Kellogg's cereals are a lot like a genie in the bottle: Open a box, and all your dreams will come true...at least according to the packaging.
Last summer, boxes of Frosted Mini-Wheats claimed the cereal could clinically "improve kids' attentiveness by nearly 20 percent." The Federal Trade Commission (FTC) slapped down that claim, and the Kellogg Company removed it from boxes.
Shortly thereafter, the company's Cocoa Krispies cereal boxes boasted they could improve a child's immune system (in the midst of the swine flu panic, no less). Again, the FTC wagged its finger, and Kellogg begrudgingly removed the claim, muttering defensively about consumer demand for "more positive nutrition."
Now Kellogg has finally agreed to a settlement that it will no longer make any claims that aren't substantiated by science.

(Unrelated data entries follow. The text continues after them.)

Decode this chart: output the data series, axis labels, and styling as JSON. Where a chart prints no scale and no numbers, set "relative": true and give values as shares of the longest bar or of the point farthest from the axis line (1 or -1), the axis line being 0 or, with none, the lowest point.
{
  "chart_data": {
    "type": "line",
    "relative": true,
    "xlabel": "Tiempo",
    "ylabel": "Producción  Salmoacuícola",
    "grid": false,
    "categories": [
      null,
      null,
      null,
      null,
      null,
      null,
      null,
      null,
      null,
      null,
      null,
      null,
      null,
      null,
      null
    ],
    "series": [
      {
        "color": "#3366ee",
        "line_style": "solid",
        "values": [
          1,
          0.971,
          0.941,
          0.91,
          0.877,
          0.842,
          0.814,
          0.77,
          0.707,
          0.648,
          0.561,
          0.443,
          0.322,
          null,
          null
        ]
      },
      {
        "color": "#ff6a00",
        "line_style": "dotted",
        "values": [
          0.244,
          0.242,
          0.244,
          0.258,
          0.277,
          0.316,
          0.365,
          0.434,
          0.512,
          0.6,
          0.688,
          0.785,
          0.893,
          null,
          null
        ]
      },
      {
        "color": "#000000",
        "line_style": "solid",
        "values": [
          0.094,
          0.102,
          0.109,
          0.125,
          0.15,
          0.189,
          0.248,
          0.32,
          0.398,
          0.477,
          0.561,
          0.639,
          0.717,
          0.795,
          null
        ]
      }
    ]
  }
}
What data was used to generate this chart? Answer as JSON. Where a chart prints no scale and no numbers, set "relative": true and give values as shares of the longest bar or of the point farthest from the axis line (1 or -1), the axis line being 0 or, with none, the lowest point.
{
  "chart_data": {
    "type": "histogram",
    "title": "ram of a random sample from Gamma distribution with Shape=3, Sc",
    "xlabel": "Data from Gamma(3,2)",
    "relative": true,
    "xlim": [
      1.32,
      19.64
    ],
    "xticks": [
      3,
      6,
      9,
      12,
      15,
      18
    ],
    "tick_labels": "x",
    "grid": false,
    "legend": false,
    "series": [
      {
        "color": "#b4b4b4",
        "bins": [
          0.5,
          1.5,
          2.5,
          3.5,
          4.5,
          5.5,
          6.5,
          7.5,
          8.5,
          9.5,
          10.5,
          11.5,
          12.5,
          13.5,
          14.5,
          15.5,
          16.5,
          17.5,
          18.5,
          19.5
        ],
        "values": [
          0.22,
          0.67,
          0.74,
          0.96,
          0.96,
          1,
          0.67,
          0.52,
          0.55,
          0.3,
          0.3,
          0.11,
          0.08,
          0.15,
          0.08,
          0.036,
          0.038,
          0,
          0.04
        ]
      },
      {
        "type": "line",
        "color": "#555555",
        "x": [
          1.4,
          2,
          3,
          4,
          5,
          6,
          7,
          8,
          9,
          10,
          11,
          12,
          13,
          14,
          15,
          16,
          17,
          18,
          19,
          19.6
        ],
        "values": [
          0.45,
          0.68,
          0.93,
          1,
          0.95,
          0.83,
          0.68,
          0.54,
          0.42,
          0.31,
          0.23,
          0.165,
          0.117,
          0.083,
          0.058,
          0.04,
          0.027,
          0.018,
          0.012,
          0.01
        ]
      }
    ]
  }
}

According to the new terms of regulation, Kellogg will cease to make “claims about any health benefit of any food unless the claims are backed by scientific evidence and not misleading."
The Federal Trade Commission does not normally regulate things like product labels—that's a duty reserved for the Food and Drug Administration.
But as recent news has revealed, the FDA is ill-equipped to regulate a massive industry that is increasingly expanding, as evidenced by recent outbreaks and other disturbing health claims found on dietary supplements.